Keep a calendar of all divorce dates. Check with your lawyer to make sure you have the dates and times correct.
If you’re expecting a difficult divorce, write down any details on your calendar that could be used as evidence. This might include visitation dates, appointments related to your kids, and violations of any court orders.
Save all documents related to your divorce. Place them in a binder for easy access. You may want to scan the documents to keep a virtual file in case anything happens to the originals.
6. Tend to Emotional Needs
As a mum going through a divorce, you have your own emotions and those of your kids to handle. It can be difficult to support your kids while you’re feeling sad, angry, or lonely.
Create a new routine as quickly as possible to help you and your kids through the transition. Make sure you’re taking care of your basic needs by eating regular meals and getting sleep. Work in exercise to enjoy mental health benefits, including reduced stress and depression.
Let your kids talk about the divorce and how they’re feeling. If they don’t open up, look at their behaviour. Acting out can be a sign that they’re struggling with the divorce.
Look into counselling for you and your kids. You can do individual or family counselling to work through the emotions. Check with your insurance to see if you have mental health benefits to cover the costs.
7. Ask for Help
It’s tempting to hide from everyone and suffer through your divorce alone. Asking for help can be challenging, especially if you’re used to taking care of yourself. But you’ll need supportive people around you through the divorce.

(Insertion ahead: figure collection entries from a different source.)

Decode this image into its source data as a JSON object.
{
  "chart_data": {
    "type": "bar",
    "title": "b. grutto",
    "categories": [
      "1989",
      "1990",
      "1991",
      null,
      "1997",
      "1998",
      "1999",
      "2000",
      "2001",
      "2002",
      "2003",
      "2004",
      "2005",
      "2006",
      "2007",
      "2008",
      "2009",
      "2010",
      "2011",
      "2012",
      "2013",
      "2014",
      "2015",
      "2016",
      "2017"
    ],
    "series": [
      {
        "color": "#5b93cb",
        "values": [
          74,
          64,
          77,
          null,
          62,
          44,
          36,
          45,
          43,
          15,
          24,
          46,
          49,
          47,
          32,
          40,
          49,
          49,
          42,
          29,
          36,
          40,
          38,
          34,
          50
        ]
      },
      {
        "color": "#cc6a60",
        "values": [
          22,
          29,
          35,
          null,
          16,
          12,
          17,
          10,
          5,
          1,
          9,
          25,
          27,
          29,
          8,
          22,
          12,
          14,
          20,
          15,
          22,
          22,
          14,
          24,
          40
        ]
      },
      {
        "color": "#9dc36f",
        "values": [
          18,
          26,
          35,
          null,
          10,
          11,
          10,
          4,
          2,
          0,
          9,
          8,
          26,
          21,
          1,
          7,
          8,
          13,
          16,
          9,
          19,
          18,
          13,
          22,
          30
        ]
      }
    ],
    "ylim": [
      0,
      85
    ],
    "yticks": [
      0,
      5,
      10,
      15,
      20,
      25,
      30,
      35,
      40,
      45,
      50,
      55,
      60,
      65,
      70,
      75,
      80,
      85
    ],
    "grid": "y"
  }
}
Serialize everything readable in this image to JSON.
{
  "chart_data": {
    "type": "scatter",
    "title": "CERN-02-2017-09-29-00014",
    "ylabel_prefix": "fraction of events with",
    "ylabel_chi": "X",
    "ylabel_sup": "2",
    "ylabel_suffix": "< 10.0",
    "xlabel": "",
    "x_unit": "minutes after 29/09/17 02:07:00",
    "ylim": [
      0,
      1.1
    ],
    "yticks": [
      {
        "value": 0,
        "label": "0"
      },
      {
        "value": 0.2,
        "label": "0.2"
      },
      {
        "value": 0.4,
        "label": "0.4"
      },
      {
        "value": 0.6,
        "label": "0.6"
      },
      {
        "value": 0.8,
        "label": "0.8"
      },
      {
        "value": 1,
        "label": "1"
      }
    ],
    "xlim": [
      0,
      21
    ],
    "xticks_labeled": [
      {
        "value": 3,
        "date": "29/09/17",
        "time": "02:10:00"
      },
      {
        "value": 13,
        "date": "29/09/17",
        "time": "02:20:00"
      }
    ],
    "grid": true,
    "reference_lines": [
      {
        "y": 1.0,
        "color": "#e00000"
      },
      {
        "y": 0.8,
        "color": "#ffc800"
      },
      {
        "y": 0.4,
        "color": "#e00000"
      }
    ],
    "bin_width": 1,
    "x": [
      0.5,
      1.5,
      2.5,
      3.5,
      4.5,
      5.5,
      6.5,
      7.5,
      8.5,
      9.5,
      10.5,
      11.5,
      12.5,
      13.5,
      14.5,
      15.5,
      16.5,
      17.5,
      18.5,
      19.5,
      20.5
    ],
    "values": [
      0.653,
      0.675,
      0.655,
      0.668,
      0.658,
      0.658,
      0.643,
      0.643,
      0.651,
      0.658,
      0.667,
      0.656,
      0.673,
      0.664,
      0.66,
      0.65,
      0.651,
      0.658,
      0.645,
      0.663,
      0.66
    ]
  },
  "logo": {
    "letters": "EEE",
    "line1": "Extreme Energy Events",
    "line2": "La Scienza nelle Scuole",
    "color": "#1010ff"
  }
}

Talking to friends, family members, or a counsellor can give you perspective on the situation. It’s difficult to see the situation objectively when you’re in the middle of it.
Finding a group of other divorced mums, in your community or online, can feel comforting. You can also get advice from those women.
Getting a Divorce
No one plans to get a divorce when they say I do, but it’s a common situation for many mums. Having a strategic plan helps you work through getting a divorce.